The equipment in chip fabs is highly sensitive to weather and natural disasters. So sites like Arizona, Austin, Oregon are chosen due to low prevalence of earthquakes no hurricanes etc.
The fabs anyways don’t ship chips to the devices they go into, they do to a separate site where they get tested, packaged and then are sent off.
The reason to onshore this is not about scale but process capability and adding security to supply chain in case Taiwan gets in a conflict. It’s not about scale but ability to produce high yielding chips at shrinking technology size, is vastly becoming a physics problem at smaller nodes.
Reality is that Samsung and Intel could run a similar fab but their yields, efficiency and process development is lagging behind TSMC. So easier to onshore TSMC process here that help Intel learn how to speedrun transition to foundry model (producing others chip designs)
> The fabs anyways don’t ship chips to the devices they go into, they do to a separate site where they get tested, packaged and then are sent off.

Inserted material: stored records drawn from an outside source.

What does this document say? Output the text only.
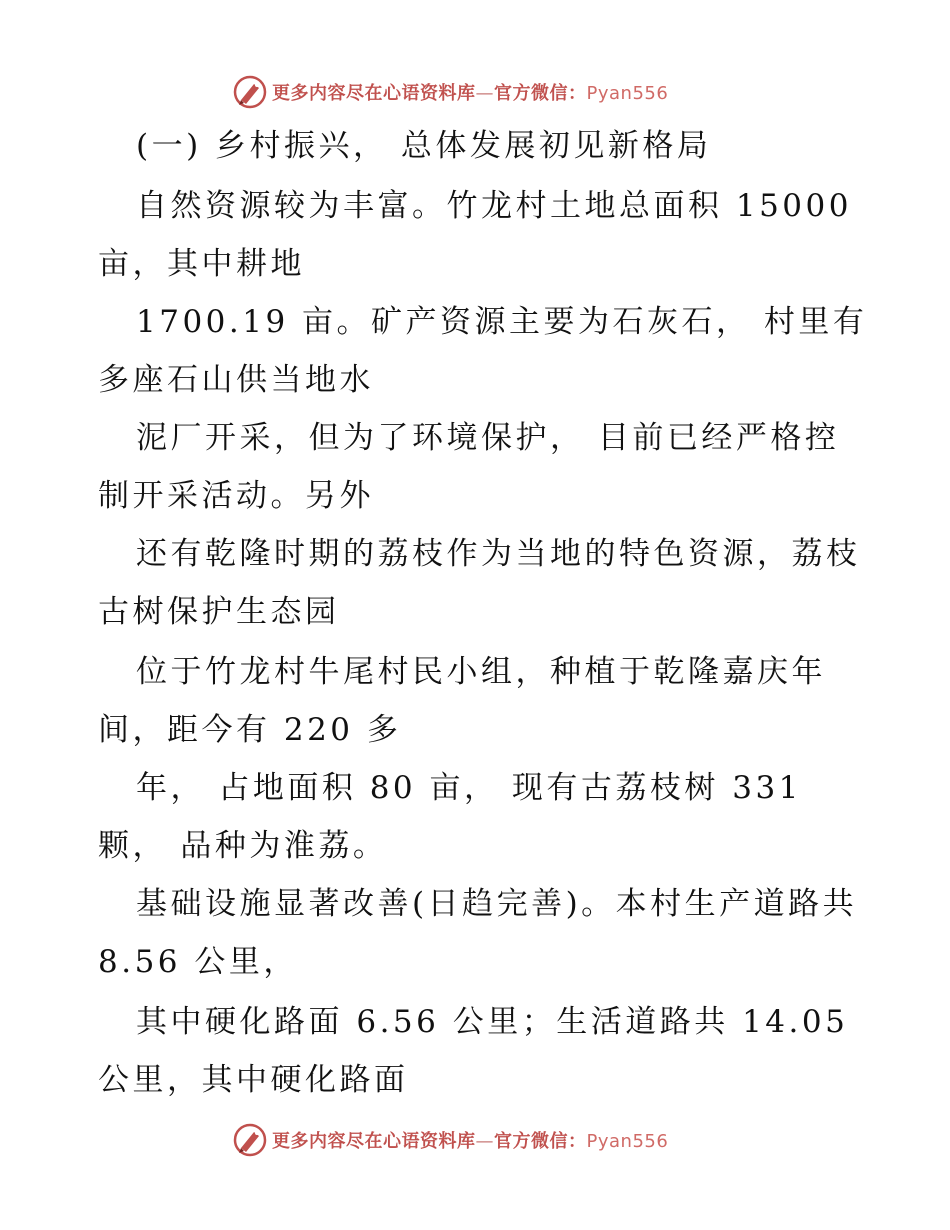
更多内容尽在心语资料库—官方微信：Pyan556
(一) 乡村振兴， 总体发展初见新格局
自然资源较为丰富。竹龙村土地总面积 15000
亩，其中耕地
1700.19 亩。矿产资源主要为石灰石， 村里有
多座石山供当地水
泥厂开采，但为了环境保护， 目前已经严格控
制开采活动。另外
还有乾隆时期的荔枝作为当地的特色资源，荔枝
古树保护生态园
位于竹龙村牛尾村民小组，种植于乾隆嘉庆年
间，距今有 220 多
年， 占地面积 80 亩， 现有古荔枝树 331
颗， 品种为淮荔。
基础设施显著改善(日趋完善)。本村生产道路共
8.56 公里，
其中硬化路面 6.56 公里；生活道路共 14.05
公里，其中硬化路面
更多内容尽在心语资料库—官方微信：Pyan556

I see, but I think you are still skipping the major point that the chips need to be installed in a device to be useful. That device assembly is largely in Asia, and the US does not have the ready capacity to suddenly start assembling devices.
> not about scale but process capability and adding security to supply chain in case Taiwan gets in a conflict
> Samsung and Intel could run a similar fab but their yields, efficiency and process development
If we don't need scale, then why couldn't Intel just produce the chips inefficiently in case of conflict? Or if this is about protecting the supply chain for consumer goods as well, then I am back to my initial question about siting chip production far from the places the chips are installed into devices.

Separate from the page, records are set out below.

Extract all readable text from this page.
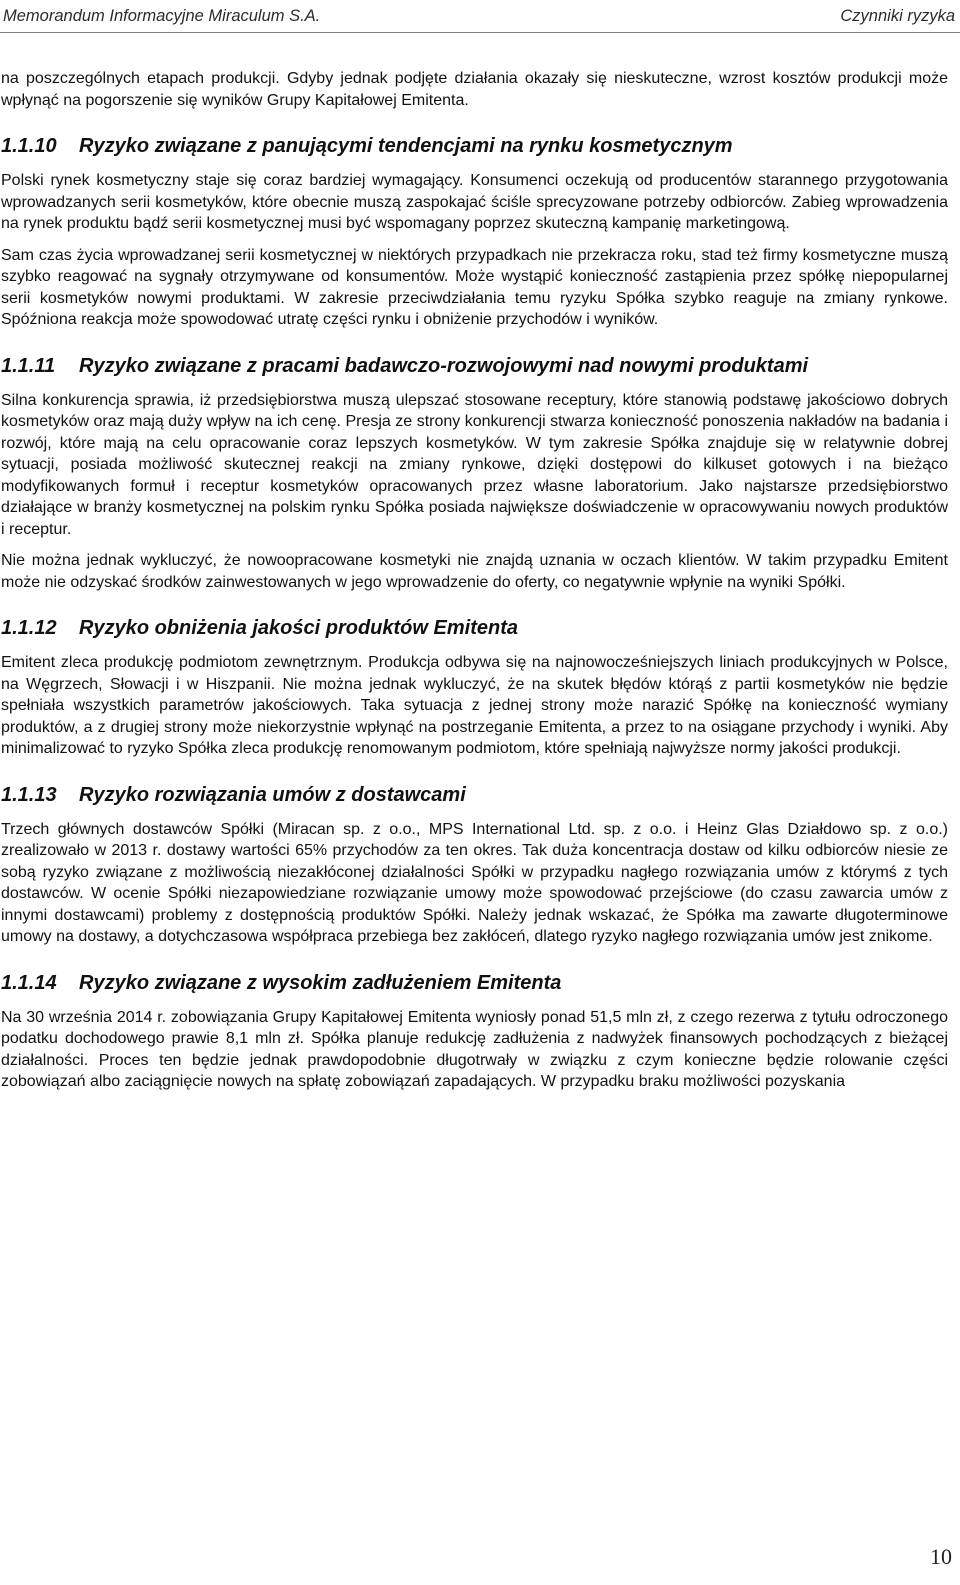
Memorandum Informacyjne Miraculum S.A.	Czynniki ryzyka

na poszczególnych etapach produkcji. Gdyby jednak podjęte działania okazały się nieskuteczne, wzrost kosztów produkcji może wpłynąć na pogorszenie się wyników Grupy Kapitałowej Emitenta.

1.1.10	Ryzyko związane z panującymi tendencjami na rynku kosmetycznym

Polski rynek kosmetyczny staje się coraz bardziej wymagający. Konsumenci oczekują od producentów starannego przygotowania wprowadzanych serii kosmetyków, które obecnie muszą zaspokajać ściśle sprecyzowane potrzeby odbiorców. Zabieg wprowadzenia na rynek produktu bądź serii kosmetycznej musi być wspomagany poprzez skuteczną kampanię marketingową.

Sam czas życia wprowadzanej serii kosmetycznej w niektórych przypadkach nie przekracza roku, stad też firmy kosmetyczne muszą szybko reagować na sygnały otrzymywane od konsumentów. Może wystąpić konieczność zastąpienia przez spółkę niepopularnej serii kosmetyków nowymi produktami. W zakresie przeciwdziałania temu ryzyku Spółka szybko reaguje na zmiany rynkowe. Spóźniona reakcja może spowodować utratę części rynku i obniżenie przychodów i wyników.

1.1.11	Ryzyko związane z pracami badawczo-rozwojowymi nad nowymi produktami

Silna konkurencja sprawia, iż przedsiębiorstwa muszą ulepszać stosowane receptury, które stanowią podstawę jakościowo dobrych kosmetyków oraz mają duży wpływ na ich cenę. Presja ze strony konkurencji stwarza konieczność ponoszenia nakładów na badania i rozwój, które mają na celu opracowanie coraz lepszych kosmetyków. W tym zakresie Spółka znajduje się w relatywnie dobrej sytuacji, posiada możliwość skutecznej reakcji na zmiany rynkowe, dzięki dostępowi do kilkuset gotowych i na bieżąco modyfikowanych formuł i receptur kosmetyków opracowanych przez własne laboratorium. Jako najstarsze przedsiębiorstwo działające w branży kosmetycznej na polskim rynku Spółka posiada największe doświadczenie w opracowywaniu nowych produktów i receptur.

Nie można jednak wykluczyć, że nowoopracowane kosmetyki nie znajdą uznania w oczach klientów. W takim przypadku Emitent może nie odzyskać środków zainwestowanych w jego wprowadzenie do oferty, co negatywnie wpłynie na wyniki Spółki.

1.1.12	Ryzyko obniżenia jakości produktów Emitenta

Emitent zleca produkcję podmiotom zewnętrznym. Produkcja odbywa się na najnowocześniejszych liniach produkcyjnych w Polsce, na Węgrzech, Słowacji i w Hiszpanii. Nie można jednak wykluczyć, że na skutek błędów którąś z partii kosmetyków nie będzie spełniała wszystkich parametrów jakościowych. Taka sytuacja z jednej strony może narazić Spółkę na konieczność wymiany produktów, a z drugiej strony może niekorzystnie wpłynąć na postrzeganie Emitenta, a przez to na osiągane przychody i wyniki. Aby minimalizować to ryzyko Spółka zleca produkcję renomowanym podmiotom, które spełniają najwyższe normy jakości produkcji.

1.1.13	Ryzyko rozwiązania umów z dostawcami

Trzech głównych dostawców Spółki (Miracan sp. z o.o., MPS International Ltd. sp. z o.o. i Heinz Glas Działdowo sp. z o.o.) zrealizowało w 2013 r. dostawy wartości 65% przychodów za ten okres. Tak duża koncentracja dostaw od kilku odbiorców niesie ze sobą ryzyko związane z możliwością niezakłóconej działalności Spółki w przypadku nagłego rozwiązania umów z którymś z tych dostawców. W ocenie Spółki niezapowiedziane rozwiązanie umowy może spowodować przejściowe (do czasu zawarcia umów z innymi dostawcami) problemy z dostępnością produktów Spółki. Należy jednak wskazać, że Spółka ma zawarte długoterminowe umowy na dostawy, a dotychczasowa współpraca przebiega bez zakłóceń, dlatego ryzyko nagłego rozwiązania umów jest znikome.

1.1.14	Ryzyko związane z wysokim zadłużeniem Emitenta

Na 30 września 2014 r. zobowiązania Grupy Kapitałowej Emitenta wyniosły ponad 51,5 mln zł, z czego rezerwa z tytułu odroczonego podatku dochodowego prawie 8,1 mln zł. Spółka planuje redukcję zadłużenia z nadwyżek finansowych pochodzących z bieżącej działalności. Proces ten będzie jednak prawdopodobnie długotrwały w związku z czym konieczne będzie rolowanie części zobowiązań albo zaciągnięcie nowych na spłatę zobowiązań zapadających. W przypadku braku możliwości pozyskania

10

> chip fab in Arizona, thousands of miles from the assembly lines where the chips will be used
1. Chips have a very high $/kg density, so logistics isn't go to change unit economics a lot.
2. These assembly lines are much easier to construct than chip fabs, so if there is any reason to keep the two close, it's not going to be a problem anyway.

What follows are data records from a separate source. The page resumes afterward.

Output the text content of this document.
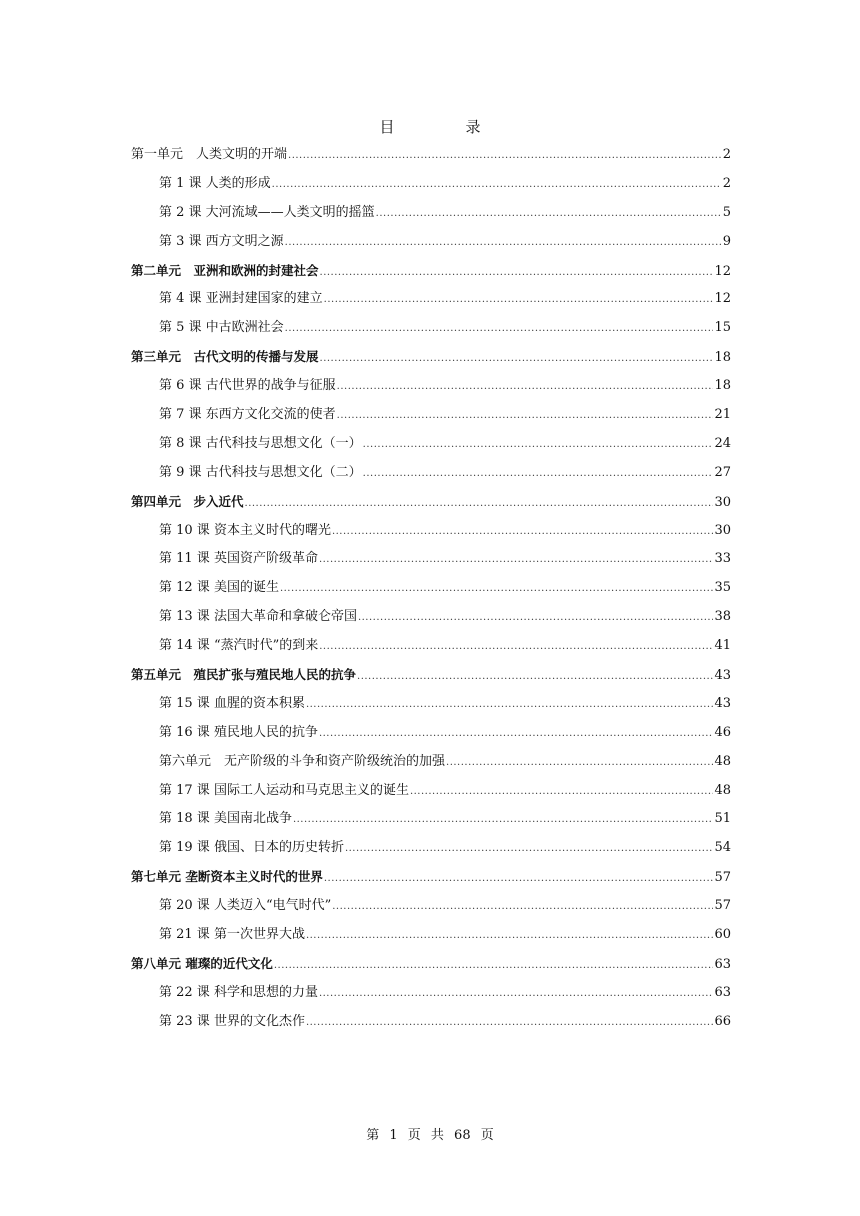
目　录
第一单元　人类文明的开端 .....	2
第 1 课 人类的形成 .....	2
第 2 课 大河流域——人类文明的摇篮 .....	5
第 3 课 西方文明之源 .....	9
第二单元　亚洲和欧洲的封建社会 .....	12
第 4 课 亚洲封建国家的建立 .....	12
第 5 课 中古欧洲社会 .....	15
第三单元　古代文明的传播与发展 .....	18
第 6 课 古代世界的战争与征服 .....	18
第 7 课 东西方文化交流的使者 .....	21
第 8 课 古代科技与思想文化（一） .....	24
第 9 课 古代科技与思想文化（二） .....	27
第四单元　步入近代 .....	30
第 10 课 资本主义时代的曙光 .....	30
第 11 课 英国资产阶级革命 .....	33
第 12 课 美国的诞生 .....	35
第 13 课 法国大革命和拿破仑帝国 .....	38
第 14 课 “蒸汽时代”的到来 .....	41
第五单元　殖民扩张与殖民地人民的抗争 .....	43
第 15 课 血腥的资本积累 .....	43
第 16 课 殖民地人民的抗争 .....	46
第六单元　无产阶级的斗争和资产阶级统治的加强 .....	48
第 17 课 国际工人运动和马克思主义的诞生 .....	48
第 18 课 美国南北战争 .....	51
第 19 课 俄国、日本的历史转折 .....	54
第七单元 垄断资本主义时代的世界 .....	57
第 20 课 人类迈入“电气时代” .....	57
第 21 课 第一次世界大战 .....	60
第八单元 璀璨的近代文化 .....	63
第 22 课 科学和思想的力量 .....	63
第 23 课 世界的文化杰作 .....	66
第 1 页 共 68 页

> logistics isn't go to change unit economics a lot
Doesn't the shipping time matter, though? And haven't we recently seen that long supply lines are brittle?
> These assembly lines are much easier to construct than chip fabs, so if there is any reason to keep the two close
I was thinking also in terms of the scale of people required to operate them, plus the transport etc. infrastructure to keep them running. All that, and a hypothetical US factory would have labor costs 5x or higher. That would seem to make it an emergency-only scenario?
I just don't see the scenario where such a fab would make economic sense.
These were early rumors, but I recall there being some hope that the first chips this factory would produce would be used for something made by Apple also in the United States, like the Mac Pro or something like the HomePod Mini.
Chip fab is much more valuable than putting iPhones together.